Deutschland: Immer mehr Menschen gehen früher in Rente, mit Einbußen


Deutschland

Aus einer aktuellen Statistik der Deutschen Rentenversicherung geht hervor, dass immer mehr Menschen in Deutschland frühzeitig in den Ruhestand treten, trotz dass es dadurch finanzielle Einbußen gibt. Etwa die Hälfte der Menschen die im Jahr 2011 erstmals Rente bezogen hatten, mussten demnach Abschläge in Kauf nehmen.

In 2011 bekamen knapp 700.000 Personen erstmals ihre Altersrente ausgezahlt. Von diesen bezogen knapp 337.000 Personen nicht die volle Rente. Dies aus dem Grund, da sie nicht bis zur Regelaltersgrenze von 65 Jahren gearbeitet hatten. Prozentual ausgedrückt bedeutet dies einen Anteil von 48,2 Prozent.

Im Vorjahr 2010 lag der Anteil bei 47,5 Prozent und in 2005 bei nur 41,2 Prozent. Mit Blick auf die verschiedenen Berufsgruppen müssen deutlich mehr Rentner Abschläge in Kauf nehmen.

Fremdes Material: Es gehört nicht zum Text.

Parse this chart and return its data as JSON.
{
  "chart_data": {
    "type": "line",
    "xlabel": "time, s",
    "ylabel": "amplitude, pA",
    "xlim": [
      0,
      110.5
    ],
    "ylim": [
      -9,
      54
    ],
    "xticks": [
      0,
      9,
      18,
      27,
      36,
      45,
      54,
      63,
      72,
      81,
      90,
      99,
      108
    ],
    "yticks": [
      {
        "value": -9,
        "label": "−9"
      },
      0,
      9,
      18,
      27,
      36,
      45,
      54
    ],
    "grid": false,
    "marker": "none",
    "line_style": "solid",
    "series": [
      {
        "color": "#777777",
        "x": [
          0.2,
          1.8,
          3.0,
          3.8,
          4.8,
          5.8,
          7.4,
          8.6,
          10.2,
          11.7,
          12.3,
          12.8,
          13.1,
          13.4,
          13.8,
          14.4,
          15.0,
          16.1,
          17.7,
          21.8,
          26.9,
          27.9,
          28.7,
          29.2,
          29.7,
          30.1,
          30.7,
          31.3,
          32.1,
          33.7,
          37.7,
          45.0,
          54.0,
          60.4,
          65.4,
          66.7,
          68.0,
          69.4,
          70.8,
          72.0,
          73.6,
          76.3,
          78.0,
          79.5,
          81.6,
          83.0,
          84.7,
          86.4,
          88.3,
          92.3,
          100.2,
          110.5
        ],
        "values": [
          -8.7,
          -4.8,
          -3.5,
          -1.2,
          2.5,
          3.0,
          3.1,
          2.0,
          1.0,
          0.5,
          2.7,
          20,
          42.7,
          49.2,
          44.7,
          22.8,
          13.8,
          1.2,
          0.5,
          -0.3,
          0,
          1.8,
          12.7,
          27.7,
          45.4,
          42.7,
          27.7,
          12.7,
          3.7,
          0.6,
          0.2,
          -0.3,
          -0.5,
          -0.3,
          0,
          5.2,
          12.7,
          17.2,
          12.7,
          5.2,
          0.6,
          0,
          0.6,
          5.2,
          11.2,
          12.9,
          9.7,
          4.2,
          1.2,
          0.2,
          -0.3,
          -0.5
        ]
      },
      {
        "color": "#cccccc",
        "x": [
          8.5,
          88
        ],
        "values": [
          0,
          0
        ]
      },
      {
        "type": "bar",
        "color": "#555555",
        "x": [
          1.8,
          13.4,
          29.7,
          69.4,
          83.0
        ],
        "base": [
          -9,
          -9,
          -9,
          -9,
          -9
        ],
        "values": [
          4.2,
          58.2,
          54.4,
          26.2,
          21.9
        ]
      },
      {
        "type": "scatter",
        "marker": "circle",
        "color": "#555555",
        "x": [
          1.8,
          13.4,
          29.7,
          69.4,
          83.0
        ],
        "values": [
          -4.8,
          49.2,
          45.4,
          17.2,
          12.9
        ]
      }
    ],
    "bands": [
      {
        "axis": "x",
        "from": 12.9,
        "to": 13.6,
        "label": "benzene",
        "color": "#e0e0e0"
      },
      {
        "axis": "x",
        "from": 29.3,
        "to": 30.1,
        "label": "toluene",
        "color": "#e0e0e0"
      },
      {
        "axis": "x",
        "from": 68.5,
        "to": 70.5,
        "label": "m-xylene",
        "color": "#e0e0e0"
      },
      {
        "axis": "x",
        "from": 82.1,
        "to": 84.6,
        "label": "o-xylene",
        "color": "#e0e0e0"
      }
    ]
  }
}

Man stellte seitens der Deutschen Rentenversicherung fest, dass in 23 von 39 Berufsgruppen die Quote in 2011 bei 60 Prozent oder mehr, in fünf Gruppen gar bei mehr als 70 Prozent lag. Experten meinen nun sogar, dass durch die Einführung der Rente mit 67 eine weitere Verschärfung eintreten könnte.

"So sicher wie die Rente erst ab 67 nicht mehr Jobs für Ältere schafft, so sicher führt sie zu immer schmaleren Renten und zu mehr Altersarmut", sagte der Abgeordnete Matthias Birkwald (Die Linke).

Mit 29,3 Prozent ist die Beschäftigungsquote der 60- bis 64-Jährigen so hoch wie nie zuvor. Allerdings gibt es einen Einbruch bei den 64-Jährigen, also jenen, die kurz vor dem Renteneintritt stehen. Ihre Beschäftigtenquote ist von 14,4 Prozent im Juni 2011 auf 14,2 Prozent im Juni 2012 gesunken.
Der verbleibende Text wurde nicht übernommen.